Russians struggle to keep alive memory of Stalin's victims


  • World
  • Tuesday, 31 Oct 2023

A woman keeps a flower next to the grave of a victim of political repression between 1937 and 1954, at Levashovo Memorial cemetery on the outskirts of Saint Petersburg, Russia, October 30, 2023. REUTERS/Anton Vaganov

ST PETERSBURG (Reuters) - Russians came in dribs and drabs to lay flowers on Monday to the victims of Soviet dictator Joseph Stalin's purges, on an official day of remembrance largely shunned by an establishment keen to blank out reminders of Russia's troubled past.

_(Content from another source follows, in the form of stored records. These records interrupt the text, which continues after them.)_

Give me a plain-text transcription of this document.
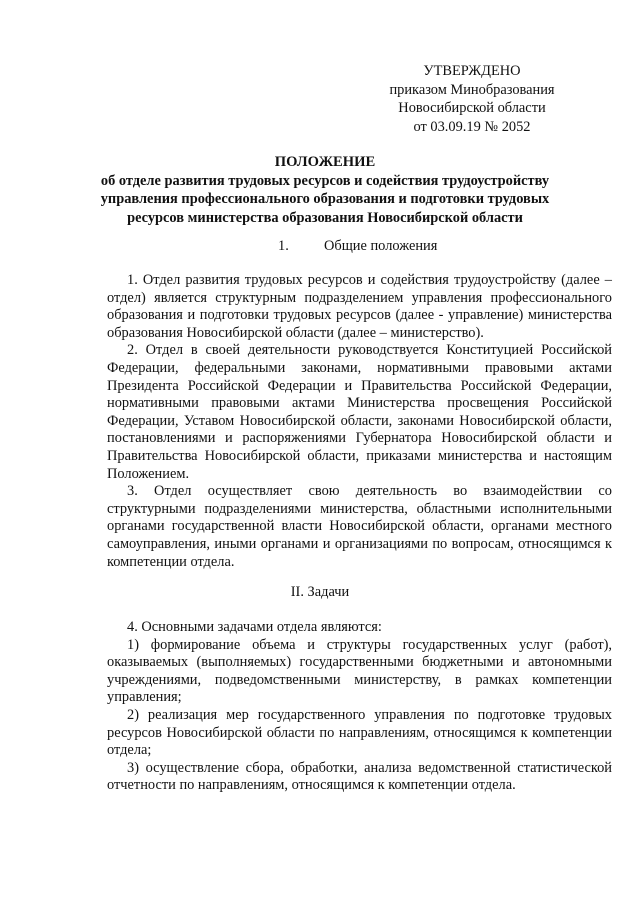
УТВЕРЖДЕНО
приказом Минобразования
Новосибирской области
от 03.09.19 № 2052
ПОЛОЖЕНИЕ
об отделе развития трудовых ресурсов и содействия трудоустройству
управления профессионального образования и подготовки трудовых
ресурсов министерства образования Новосибирской области
1. Общие положения

1. Отдел развития трудовых ресурсов и содействия трудоустройству (далее – отдел) является структурным подразделением управления профессионального образования и подготовки трудовых ресурсов (далее - управление) министерства образования Новосибирской области (далее – министерство).

2. Отдел в своей деятельности руководствуется Конституцией Российской Федерации, федеральными законами, нормативными правовыми актами Президента Российской Федерации и Правительства Российской Федерации, нормативными правовыми актами Министерства просвещения Российской Федерации, Уставом Новосибирской области, законами Новосибирской области, постановлениями и распоряжениями Губернатора Новосибирской области и Правительства Новосибирской области, приказами министерства и настоящим Положением.

3. Отдел осуществляет свою деятельность во взаимодействии со структурными подразделениями министерства, областными исполнительными органами государственной власти Новосибирской области, органами местного самоуправления, иными органами и организациями по вопросам, относящимся к компетенции отдела.

II. Задачи

4. Основными задачами отдела являются:

1) формирование объема и структуры государственных услуг (работ), оказываемых (выполняемых) государственными бюджетными и автономными учреждениями, подведомственными министерству, в рамках компетенции управления;

2) реализация мер государственного управления по подготовке трудовых ресурсов Новосибирской области по направлениям, относящимся к компетенции отдела;

3) осуществление сбора, обработки, анализа ведомственной статистической отчетности по направлениям, относящимся к компетенции отдела.
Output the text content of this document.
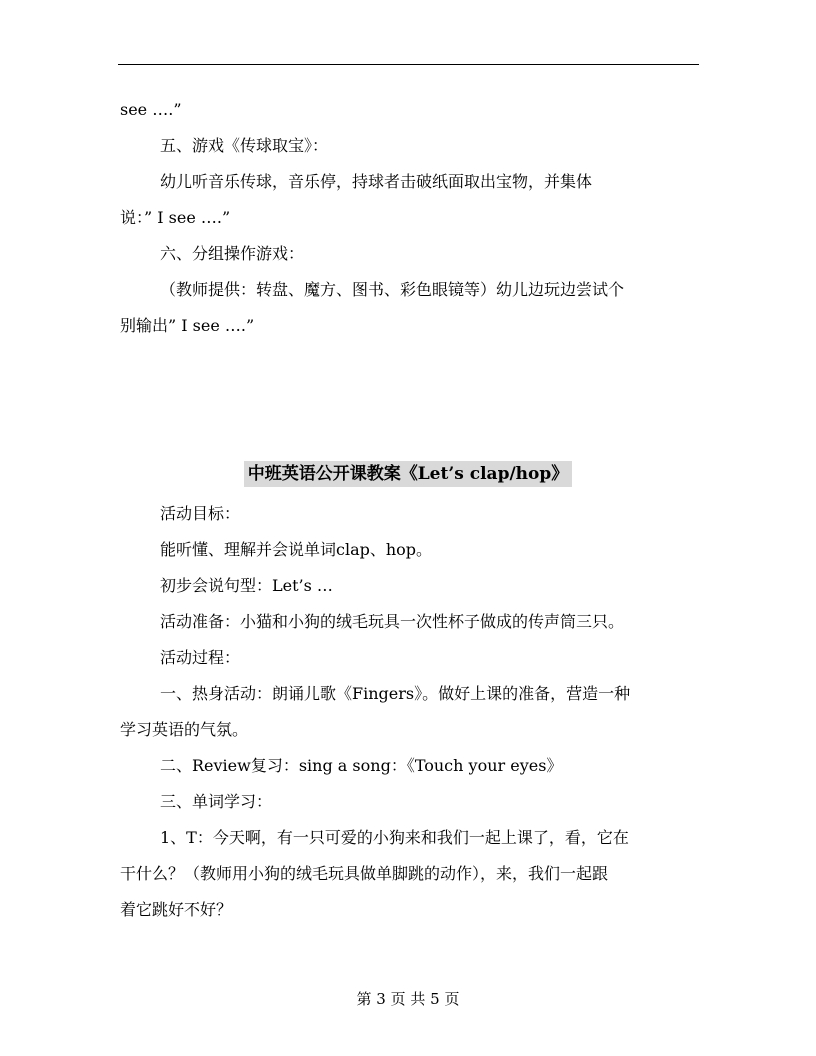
see ….”
五、游戏《传球取宝》：
幼儿听音乐传球，音乐停，持球者击破纸面取出宝物，并集体
说：” I see ….”
六、分组操作游戏：
（教师提供：转盘、魔方、图书、彩色眼镜等）幼儿边玩边尝试个
别输出” I see ….”
中班英语公开课教案《Let’s clap/hop》
活动目标：
能听懂、理解并会说单词clap、hop。
初步会说句型：Let’s …
活动准备：小猫和小狗的绒毛玩具一次性杯子做成的传声筒三只。
活动过程：
一、热身活动：朗诵儿歌《Fingers》。做好上课的准备，营造一种
学习英语的气氛。
二、Review复习：sing a song：《Touch your eyes》
三、单词学习：
1、T：今天啊，有一只可爱的小狗来和我们一起上课了，看，它在
干什么？（教师用小狗的绒毛玩具做单脚跳的动作），来，我们一起跟
着它跳好不好？
第 3 页 共 5 页
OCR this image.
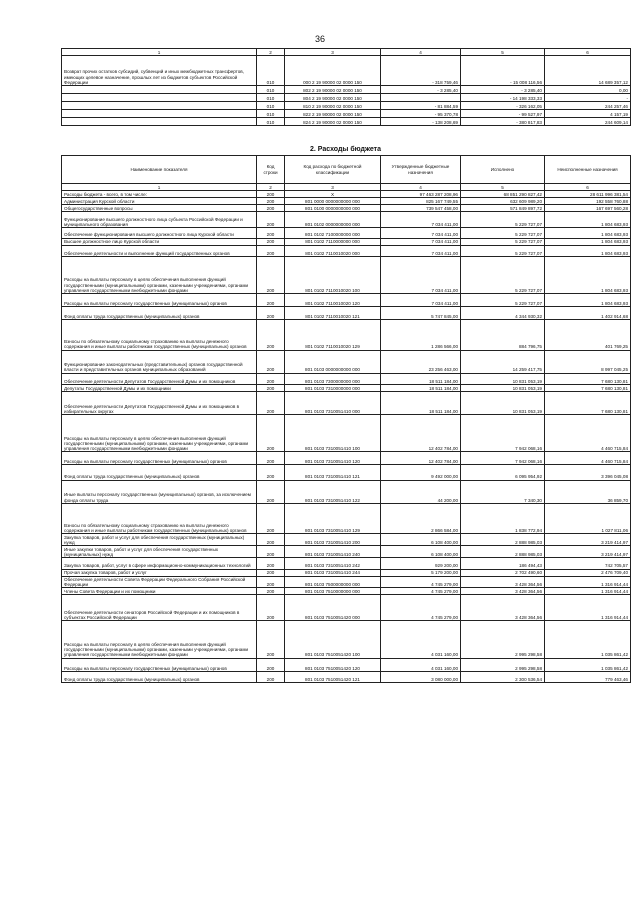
36
1	2	3	4	5	6
Возврат прочих остатков субсидий, субвенций и иных межбюджетных трансфертов, имеющих целевое назначение, прошлых лет из бюджетов субъектов Российской Федерации	010	000 2 19 90000 02 0000 150	- 318 759,46	- 15 008 116,56	14 689 357,12
	010	802 2 19 90000 02 0000 150	- 3 285,40	- 3 285,40	0,00
	010	804 2 19 90000 02 0000 150		- 14 198 333,33	-
	010	810 2 19 90000 02 0000 150	- 81 884,59	- 326 162,05	244 257,46
	010	822 2 19 90000 02 0000 150	- 95 370,78	- 99 527,97	4 157,19
	010	824 2 19 90000 02 0000 150	- 138 208,69	- 380 817,83	244 609,14
2. Расходы бюджета
Наименование показателя	Код строки	Код расхода по бюджетной классификации	Утвержденные бюджетные назначения	Исполнено	Неисполненные назначения
1	2	3	4	5	6
Расходы бюджета - всего, в том числе:	200	X	97 463 287 208,96	68 851 290 827,42	28 611 996 381,54
Администрация Курской области	200	801 0000 0000000000 000	825 167 749,55	632 609 989,20	192 558 760,88
Общегосударственные вопросы	200	801 0100 0000000000 000	739 547 458,00	571 849 897,72	167 697 560,28
Функционирование высшего должностного лица субъекта Российской Федерации и муниципального образования	200	801 0102 0000000000 000	7 034 411,00	5 229 727,07	1 804 683,93
Обеспечение функционирования высшего должностного лица Курской области	200	801 0102 7100000000 000	7 034 411,00	5 229 727,07	1 804 683,93
Высшее должностное лицо Курской области	200	801 0102 7110000000 000	7 034 411,00	5 229 727,07	1 804 683,93
Обеспечение деятельности и выполнение функций государственных органов	200	801 0102 7110010020 000	7 034 411,00	5 229 727,07	1 804 683,93
Расходы на выплаты персоналу в целях обеспечения выполнения функций государственными (муниципальными) органами, казенными учреждениями, органами управления государственными внебюджетными фондами	200	801 0102 7110010020 100	7 034 411,00	5 229 727,07	1 804 683,93
Расходы на выплаты персоналу государственных (муниципальных) органов	200	801 0102 7110010020 120	7 034 411,00	5 229 727,07	1 804 683,93
Фонд оплаты труда государственных (муниципальных) органов	200	801 0102 7110010020 121	5 747 845,00	4 344 930,32	1 402 914,68
Взносы по обязательному социальному страхованию на выплаты денежного содержания и иные выплаты работникам государственных (муниципальных) органов	200	801 0102 7110010020 129	1 286 566,00	884 796,75	401 769,25
Функционирование законодательных (представительных) органов государственной власти и представительных органов муниципальных образований	200	801 0103 0000000000 000	23 256 463,00	14 259 417,75	8 997 045,25
Обеспечение деятельности Депутатов Государственной Думы и их помощников	200	801 0103 7300000000 000	18 511 184,00	10 831 053,19	7 680 130,81
Депутаты Государственной Думы и их помощники	200	801 0103 7310000000 000	18 511 184,00	10 831 053,19	7 680 130,81
Обеспечение деятельности Депутатов Государственной Думы и их помощников в избирательных округах	200	801 0103 7310051410 000	18 511 184,00	10 831 053,19	7 680 130,81
Расходы на выплаты персоналу в целях обеспечения выполнения функций государственными (муниципальными) органами, казенными учреждениями, органами управления государственными внебюджетными фондами	200	801 0103 7310051410 100	12 402 784,00	7 942 068,16	4 460 715,84
Расходы на выплаты персоналу государственных (муниципальных) органов	200	801 0103 7310051410 120	12 402 784,00	7 942 068,16	4 460 715,84
Фонд оплаты труда государственных (муниципальных) органов	200	801 0103 7310051410 121	9 492 000,00	6 095 954,92	3 396 045,08
Иные выплаты персоналу государственных (муниципальных) органов, за исключением фонда оплаты труда	200	801 0103 7310051410 122	44 200,00	7 340,30	36 859,70
Взносы по обязательному социальному страхованию на выплаты денежного содержания и иные выплаты работникам государственных (муниципальных) органов	200	801 0103 7310051410 129	2 866 584,00	1 838 772,94	1 027 811,06
Закупка товаров, работ и услуг для обеспечения государственных (муниципальных) нужд	200	801 0103 7310051410 200	6 108 400,00	2 888 985,03	3 219 414,97
Иные закупки товаров, работ и услуг для обеспечения государственных (муниципальных) нужд	200	801 0103 7310051410 240	6 108 400,00	2 888 985,03	3 219 414,97
Закупка товаров, работ, услуг в сфере информационно-коммуникационных технологий	200	801 0103 7310051410 242	929 200,00	186 494,43	742 705,57
Прочая закупка товаров, работ и услуг	200	801 0103 7310051410 244	5 179 200,00	2 702 490,60	2 476 709,40
Обеспечение деятельности Совета Федерации Федерального Собрания Российской Федерации	200	801 0103 7500000000 000	4 745 279,00	3 428 364,56	1 316 914,44
Члены Совета Федерации и их помощники	200	801 0103 7510000000 000	4 745 279,00	3 428 364,56	1 316 914,44
Обеспечение деятельности сенаторов Российской Федерации и их помощников в субъектах Российской Федерации	200	801 0103 7510051420 000	4 745 279,00	3 428 364,56	1 316 914,44
Расходы на выплаты персоналу в целях обеспечения выполнения функций государственными (муниципальными) органами, казенными учреждениями, органами управления государственными внебюджетными фондами	200	801 0103 7510051420 100	4 031 160,00	2 995 298,58	1 035 861,42
Расходы на выплаты персоналу государственных (муниципальных) органов	200	801 0103 7510051420 120	4 031 160,00	2 995 298,58	1 035 861,42
Фонд оплаты труда государственных (муниципальных) органов	200	801 0103 7510051420 121	3 080 000,00	2 300 536,54	779 463,46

Natalia Anafonova came to St Petersburg's Levashov Cemetery to honour her great-grandfather.

"It was a tragedy for our family," she says. "Our (great-)grandmother, when her husband was shot, was left alone with four children. She was expelled to Uglich (about 740km from St Petersburg).

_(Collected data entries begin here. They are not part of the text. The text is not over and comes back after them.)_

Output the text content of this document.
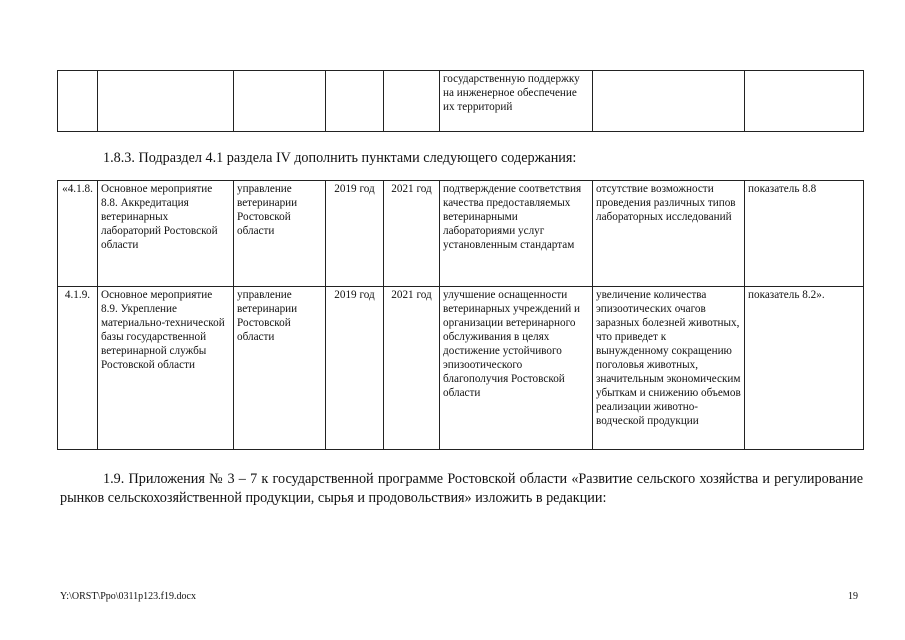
					государственную поддержку на инженерное обеспечение их территорий		

1.8.3. Подраздел 4.1 раздела IV дополнить пунктами следующего содержания:

«4.1.8.	Основное мероприятие 8.8. Аккредитация ветеринарных лабораторий Ростовской области	управление ветеринарии Ростовской области	2019 год	2021 год	подтверждение соответствия качества предоставляемых ветеринарными лабораториями услуг установленным стандартам	отсутствие возможности проведения различных типов лабораторных исследований	показатель 8.8
4.1.9.	Основное мероприятие 8.9. Укрепление материально-технической базы государственной ветеринарной службы Ростовской области	управление ветеринарии Ростовской области	2019 год	2021 год	улучшение оснащенности ветеринарных учреждений и организации ветеринарного обслуживания в целях достижение устойчивого эпизоотического благополучия Ростовской области	увеличение количества эпизоотических очагов заразных болезней животных, что приведет к вынужденному сокращению поголовья животных, значительным экономическим убыткам и снижению объемов реализации животно-водческой продукции	показатель 8.2».

1.9. Приложения № 3 – 7 к государственной программе Ростовской области «Развитие сельского хозяйства и регулирование рынков сельскохозяйственной продукции, сырья и продовольствия» изложить в редакции:

Y:\ORST\Ppo\0311p123.f19.docx	19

"He was shot in Moscow, but as we all live in St. Petersburg, we have made this memorial plaque here. So that we could come here, to honour his memory and remember him forever."

It is not an attitude shared by the Russian president, who has sought to suppress attempts to evaluate Stalin critically.

Vladimir Putin has instead praised Stalin for saving the Soviet Union from Nazi invaders, and tried to channel that heroic spirit as his own forces seize parts of Ukraine in a war that he casts as a struggle against alleged Western attempts to destroy Russia.

Yet for many Russians, Stalin's name still evokes the savage repression that culminated in the Great Terror of 1936-1938.

The purge is estimated by historians to have killed between 700,000 and 1.2 million real or imagined enemies or rivals - from fellow Communists to military officers, intellectuals, professionals and peasants.

Zinaida Gerchikova said the day was sacred to her because she knew nothing about her father. "In fact, I only saw him once, when he picked me up from the maternity hospital," she said.

"They don't know where he was shot. Somewhere in Sverdlovsk region. I've been given some tips at the Big House," Gerchikova said. The Big House is the nickname of the St Petersburg headquarters of Stalin's NKVD secret police, which later became that of the Soviet KGB and now the Russian FSB.

"I've made inquiries, but to no avail. But I need to remember my father."

It was to help people like Gerchikova that the Nobel Peace Prize-winning human rights group Memorial International was founded as the Soviet Union collapsed - to document Soviet political repression and help to rehabilitate its victims.

But the group was banned in Russia in 2021 and officially dissolved under a decades-long campaign to silence political dissent.

"I think some very bad things are happening in our society," said Sergei Gorshvo, contemplating Stalin's purges as he paid his respects at the cemetery.

"They're making clear to us that all that may come back. And that's the scariest thing."